EMC covers roughly 20% market share in external storage, followed by IBM with 15%, then Hewlett-Packard and NetApp, says analyst Roy Kaushik.
Isilon has been looking for a buyer for sometime now, but none of the tech giants showed interest till later. Everyone had their eyes on 3PAR acquisition last month, won by HP at $2.38 billion. This helped gain buyout interest in the cloud industry as a whole, and a number of players are being eyed for acquisitions now as well. Isilon is a pretty hot commodity at this point, and gaining the interests of EMC is a validation in itself, especially as EMC has been pinned as an acquisition target by Oracle.
“Isilon is the ‘now’ storage company,” Dave Vellante, senior analyst and founder of Wikibon.org points out. “It is one of the few storage companies with a true scale out NAS architecture and in my opinion, Isilon is best in class. The company delivers simpler storage by eliminating traditional LUN management and builds data protection into its OS.

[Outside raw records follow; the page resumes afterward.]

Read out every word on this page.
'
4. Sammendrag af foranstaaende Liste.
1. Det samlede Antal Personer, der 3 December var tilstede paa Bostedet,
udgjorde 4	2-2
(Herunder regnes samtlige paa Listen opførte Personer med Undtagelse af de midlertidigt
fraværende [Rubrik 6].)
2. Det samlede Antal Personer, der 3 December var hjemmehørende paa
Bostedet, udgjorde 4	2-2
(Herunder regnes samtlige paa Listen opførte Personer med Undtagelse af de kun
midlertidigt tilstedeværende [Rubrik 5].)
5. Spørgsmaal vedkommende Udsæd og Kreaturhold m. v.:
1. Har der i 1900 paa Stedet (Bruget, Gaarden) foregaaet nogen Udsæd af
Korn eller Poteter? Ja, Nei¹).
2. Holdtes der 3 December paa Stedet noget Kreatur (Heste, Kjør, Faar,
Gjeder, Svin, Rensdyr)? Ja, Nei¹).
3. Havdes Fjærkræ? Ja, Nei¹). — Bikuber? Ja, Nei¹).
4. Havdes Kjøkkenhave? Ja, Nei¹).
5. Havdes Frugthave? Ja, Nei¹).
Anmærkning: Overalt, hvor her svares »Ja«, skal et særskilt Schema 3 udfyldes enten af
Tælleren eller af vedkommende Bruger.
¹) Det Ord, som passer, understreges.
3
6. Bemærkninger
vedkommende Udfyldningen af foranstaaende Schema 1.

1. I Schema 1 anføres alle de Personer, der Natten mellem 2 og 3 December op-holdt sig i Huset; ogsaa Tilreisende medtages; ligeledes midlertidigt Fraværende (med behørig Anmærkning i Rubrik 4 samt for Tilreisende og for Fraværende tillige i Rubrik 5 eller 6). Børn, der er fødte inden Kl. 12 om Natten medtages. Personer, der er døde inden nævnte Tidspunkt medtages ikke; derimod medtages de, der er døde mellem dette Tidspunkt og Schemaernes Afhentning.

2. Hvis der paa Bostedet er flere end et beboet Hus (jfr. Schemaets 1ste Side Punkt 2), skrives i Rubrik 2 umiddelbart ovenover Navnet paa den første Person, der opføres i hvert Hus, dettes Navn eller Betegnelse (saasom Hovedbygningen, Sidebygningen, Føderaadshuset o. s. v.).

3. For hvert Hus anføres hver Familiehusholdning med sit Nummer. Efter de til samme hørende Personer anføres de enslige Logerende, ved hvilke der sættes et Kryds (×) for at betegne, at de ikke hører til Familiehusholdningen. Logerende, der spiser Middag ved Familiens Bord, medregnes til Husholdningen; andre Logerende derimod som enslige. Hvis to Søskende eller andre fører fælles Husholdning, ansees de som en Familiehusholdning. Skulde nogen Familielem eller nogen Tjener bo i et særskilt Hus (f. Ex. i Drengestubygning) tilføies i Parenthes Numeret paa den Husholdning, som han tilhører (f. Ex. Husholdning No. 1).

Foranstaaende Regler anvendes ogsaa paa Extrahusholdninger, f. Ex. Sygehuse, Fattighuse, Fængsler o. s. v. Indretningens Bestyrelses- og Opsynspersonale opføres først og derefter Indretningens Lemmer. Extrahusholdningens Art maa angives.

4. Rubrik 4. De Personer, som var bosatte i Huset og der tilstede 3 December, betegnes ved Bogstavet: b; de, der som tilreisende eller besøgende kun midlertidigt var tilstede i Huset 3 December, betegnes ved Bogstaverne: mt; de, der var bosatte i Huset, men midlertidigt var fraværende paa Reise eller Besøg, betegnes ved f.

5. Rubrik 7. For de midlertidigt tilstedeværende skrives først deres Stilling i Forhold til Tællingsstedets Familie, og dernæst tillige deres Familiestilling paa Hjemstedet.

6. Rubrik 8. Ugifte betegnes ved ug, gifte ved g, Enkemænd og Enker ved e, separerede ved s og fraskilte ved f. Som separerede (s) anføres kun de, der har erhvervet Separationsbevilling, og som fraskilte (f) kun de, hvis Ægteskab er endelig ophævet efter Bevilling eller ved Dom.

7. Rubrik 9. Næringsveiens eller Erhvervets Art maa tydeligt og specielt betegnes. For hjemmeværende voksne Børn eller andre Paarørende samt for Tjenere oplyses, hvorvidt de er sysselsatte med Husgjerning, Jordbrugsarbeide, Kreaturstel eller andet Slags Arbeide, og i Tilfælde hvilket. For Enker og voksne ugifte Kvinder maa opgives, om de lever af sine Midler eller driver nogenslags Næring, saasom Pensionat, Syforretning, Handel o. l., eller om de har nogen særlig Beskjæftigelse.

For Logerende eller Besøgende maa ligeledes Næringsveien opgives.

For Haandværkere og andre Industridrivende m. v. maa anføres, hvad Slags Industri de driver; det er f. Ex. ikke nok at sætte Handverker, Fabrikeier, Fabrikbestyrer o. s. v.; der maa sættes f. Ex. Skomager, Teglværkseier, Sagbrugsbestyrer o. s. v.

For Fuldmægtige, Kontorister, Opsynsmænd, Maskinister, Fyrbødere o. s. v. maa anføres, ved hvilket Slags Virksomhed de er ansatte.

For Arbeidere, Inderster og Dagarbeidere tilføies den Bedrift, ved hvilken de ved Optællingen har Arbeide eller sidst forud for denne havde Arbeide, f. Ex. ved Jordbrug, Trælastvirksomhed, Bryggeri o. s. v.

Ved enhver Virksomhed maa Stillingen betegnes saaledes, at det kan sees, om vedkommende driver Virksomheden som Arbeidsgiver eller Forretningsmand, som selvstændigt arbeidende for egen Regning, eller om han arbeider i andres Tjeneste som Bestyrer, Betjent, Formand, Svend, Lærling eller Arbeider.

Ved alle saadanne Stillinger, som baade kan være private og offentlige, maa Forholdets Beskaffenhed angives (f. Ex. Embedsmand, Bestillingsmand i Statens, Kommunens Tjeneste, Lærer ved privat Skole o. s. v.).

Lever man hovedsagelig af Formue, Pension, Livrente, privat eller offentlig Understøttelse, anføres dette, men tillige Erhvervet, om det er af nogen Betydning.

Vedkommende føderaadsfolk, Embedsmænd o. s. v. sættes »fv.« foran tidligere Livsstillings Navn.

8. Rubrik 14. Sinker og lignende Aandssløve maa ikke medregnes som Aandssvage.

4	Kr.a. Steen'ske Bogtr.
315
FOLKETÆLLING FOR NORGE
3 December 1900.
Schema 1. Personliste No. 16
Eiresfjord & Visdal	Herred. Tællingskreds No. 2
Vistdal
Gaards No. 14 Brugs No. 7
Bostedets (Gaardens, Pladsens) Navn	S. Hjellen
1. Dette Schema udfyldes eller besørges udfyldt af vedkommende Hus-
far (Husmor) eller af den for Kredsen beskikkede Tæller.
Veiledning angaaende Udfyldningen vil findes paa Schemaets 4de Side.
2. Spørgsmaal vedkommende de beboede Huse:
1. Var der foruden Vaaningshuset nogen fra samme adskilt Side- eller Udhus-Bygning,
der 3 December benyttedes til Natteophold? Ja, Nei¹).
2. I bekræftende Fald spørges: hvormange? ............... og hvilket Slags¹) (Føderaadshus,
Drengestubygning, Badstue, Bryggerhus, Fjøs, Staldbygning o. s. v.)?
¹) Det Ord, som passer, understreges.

“An EMC acquisition of Isilon would do three things in my view. First it would pressure NetApp and other competitors to compete at scale – EMC would be the clear scalability leader. Second, it will totally change EMC’s block/file unification strategy, which is behind NetApp and give EMC a potential leg up for unified solutions, especially at scale. Finally, it will give EMC a rapidly growing revenue stream as Isilon’s 2-year growth rate is around 60%.”